The earthquake is not expected to cause a Pacific-wide tsunami threat.

The area is part of northern Japan which was devastated by a deadly 9.0 earthquake and tsunami 11 years ago, which also caused nuclear power plant meltdowns.

Tokyo Electric Power Company Holdings, which operates the Fukushima Daiichi nuclear power plant where cooling systems failed after the 2011 disaster, said workers were checking for any damage.

The Japan Meteorological Agency said the quake happened at 11:36 p.m. at a depth of 60 kilometers (36 miles) under the sea.

The agency issued a tsunami advisory for a sea surge of up to one meter (3 feet) in parts of Miyagi and Fukushima prefectures. National NHK television said the tsunami had already reached some areas.

Japan’s Air Self-Defense Force said it dispatched fighter jets from Hyakuri base in Ibaraki prefecture, just south of Fukushima, to collect information and assess damage.

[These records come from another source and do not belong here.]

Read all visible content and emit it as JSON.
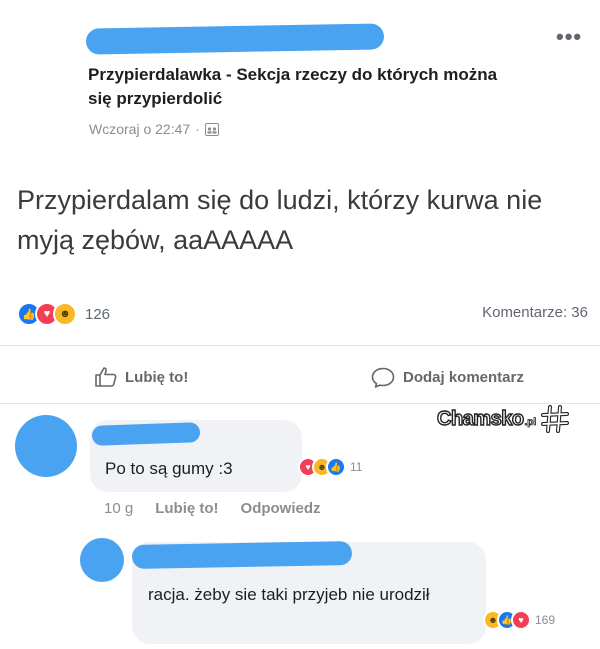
{
  "post": {
    "group_title": "Przypierdalawka - Sekcja rzeczy do których można się przypierdolić",
    "timestamp": "Wczoraj o 22:47",
    "separator": "·",
    "body": "Przypierdalam się do ludzi, którzy kurwa nie myją zębów, aaAAAAA",
    "reaction_count": "126",
    "comments_label": "Komentarze: 36",
    "reactions": [
      "like-icon",
      "love-icon",
      "haha-icon"
    ]
  },
  "actions": {
    "like": "Lubię to!",
    "comment": "Dodaj komentarz"
  },
  "comments": [
    {
      "text": "Po to są gumy :3",
      "reaction_count": "11",
      "time": "10 g",
      "like": "Lubię to!",
      "reply": "Odpowiedz"
    },
    {
      "text": "racja. żeby sie taki przyjeb nie urodził",
      "reaction_count": "169"
    }
  ],
  "watermark": {
    "text": "Chamsko",
    "suffix": ".pl"
  },
  "colors": {
    "redaction": "#4aa3f0",
    "like": "#1877f2",
    "love": "#f33e58",
    "haha": "#f7b928"
  }
}
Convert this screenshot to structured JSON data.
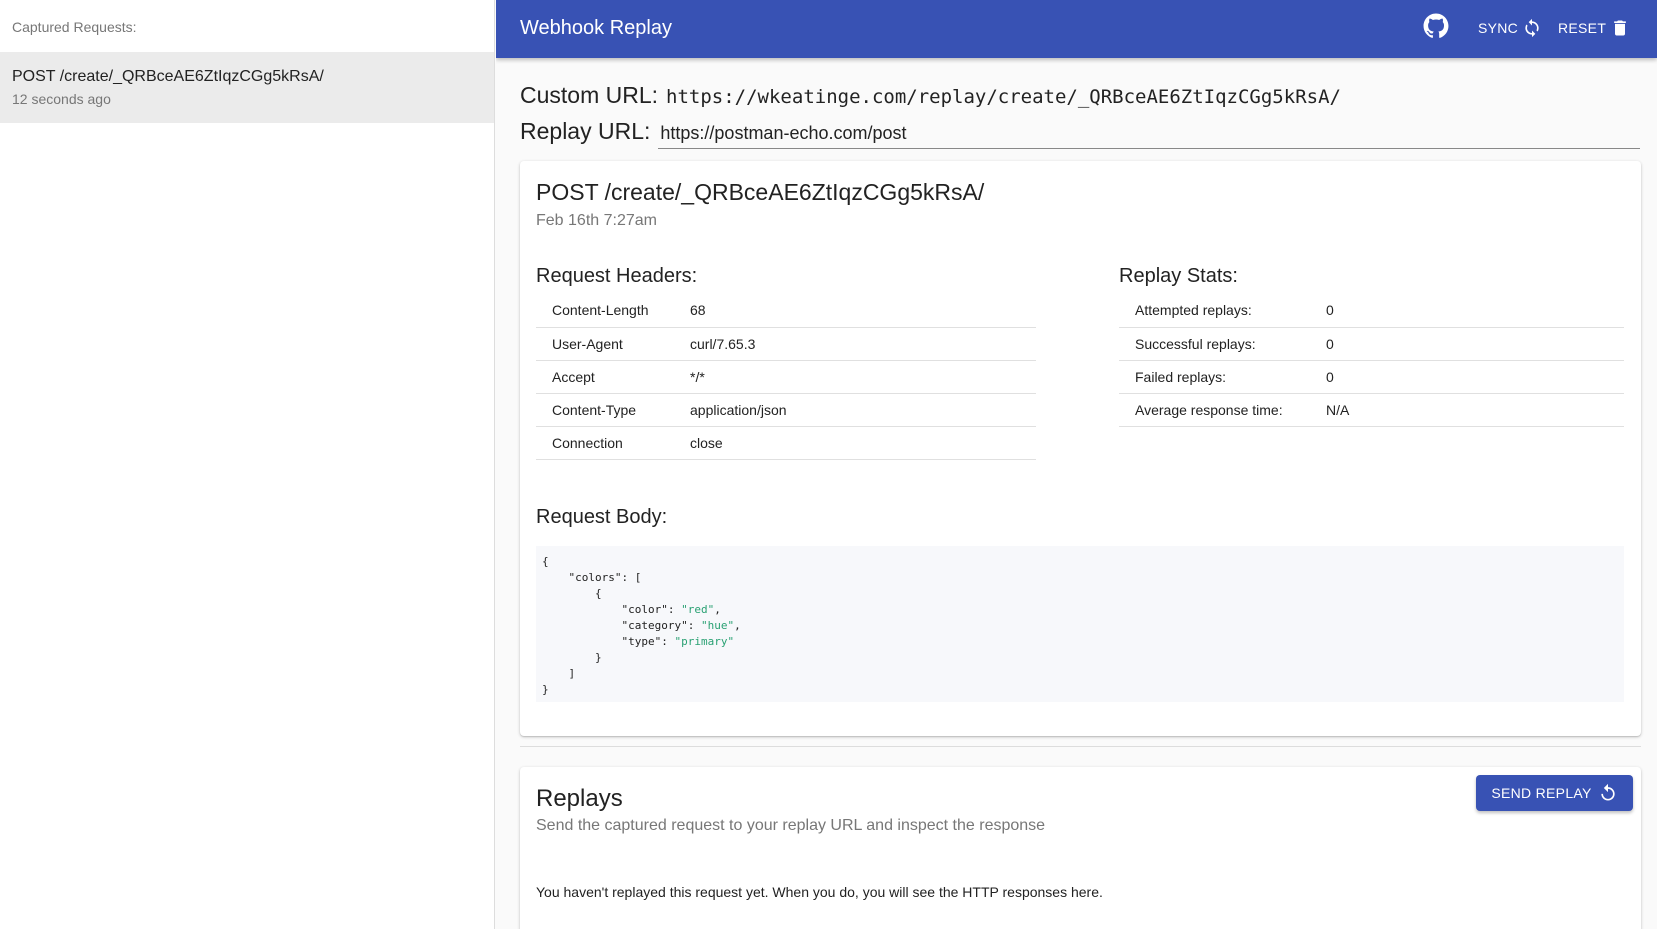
{
  "sidebar": {
    "header": "Captured Requests:",
    "items": [
      {
        "path": "POST /create/_QRBceAE6ZtIqzCGg5kRsA/",
        "time": "12 seconds ago"
      }
    ]
  },
  "appbar": {
    "title": "Webhook Replay",
    "github_icon": "github-icon",
    "sync_label": "SYNC",
    "sync_icon": "sync-icon",
    "reset_label": "RESET",
    "reset_icon": "trash-icon",
    "color": "#3852b4"
  },
  "urls": {
    "custom_label": "Custom URL:",
    "custom_value": "https://wkeatinge.com/replay/create/_QRBceAE6ZtIqzCGg5kRsA/",
    "replay_label": "Replay URL:",
    "replay_value": "https://postman-echo.com/post"
  },
  "request": {
    "title": "POST /create/_QRBceAE6ZtIqzCGg5kRsA/",
    "date": "Feb 16th 7:27am",
    "headers_title": "Request Headers:",
    "headers": [
      {
        "name": "Content-Length",
        "value": "68"
      },
      {
        "name": "User-Agent",
        "value": "curl/7.65.3"
      },
      {
        "name": "Accept",
        "value": "*/*"
      },
      {
        "name": "Content-Type",
        "value": "application/json"
      },
      {
        "name": "Connection",
        "value": "close"
      }
    ],
    "stats_title": "Replay Stats:",
    "stats": [
      {
        "name": "Attempted replays:",
        "value": "0"
      },
      {
        "name": "Successful replays:",
        "value": "0"
      },
      {
        "name": "Failed replays:",
        "value": "0"
      },
      {
        "name": "Average response time:",
        "value": "N/A"
      }
    ],
    "body_title": "Request Body:",
    "body": {
      "line1": "{",
      "line2_key": "\"colors\"",
      "line2_rest": ": [",
      "line3": "{",
      "color_key": "\"color\"",
      "color_val": "\"red\"",
      "category_key": "\"category\"",
      "category_val": "\"hue\"",
      "type_key": "\"type\"",
      "type_val": "\"primary\"",
      "close_obj": "}",
      "close_arr": "]",
      "close_root": "}"
    }
  },
  "replays": {
    "title": "Replays",
    "subtitle": "Send the captured request to your replay URL and inspect the response",
    "send_label": "SEND REPLAY",
    "send_icon": "replay-icon",
    "empty_text": "You haven't replayed this request yet. When you do, you will see the HTTP responses here."
  }
}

More than 2 million homes were without power in the Tokyo area served by TEPCO due to the earthquake, the utility said on its website. The quake shook large parts of eastern Japan, including Tokyo, where buildings swayed violently.

East Japan Railway Co. said most of its train services had been suspended for security checks.

Prime Minister Fumio Kishida told reporters that the government was assessing the extent of the damage and promised to do everything possible for rescue and relief operations.

“Please act first to save your life,” Kishida tweeted.

There are no immediate reports of casualties.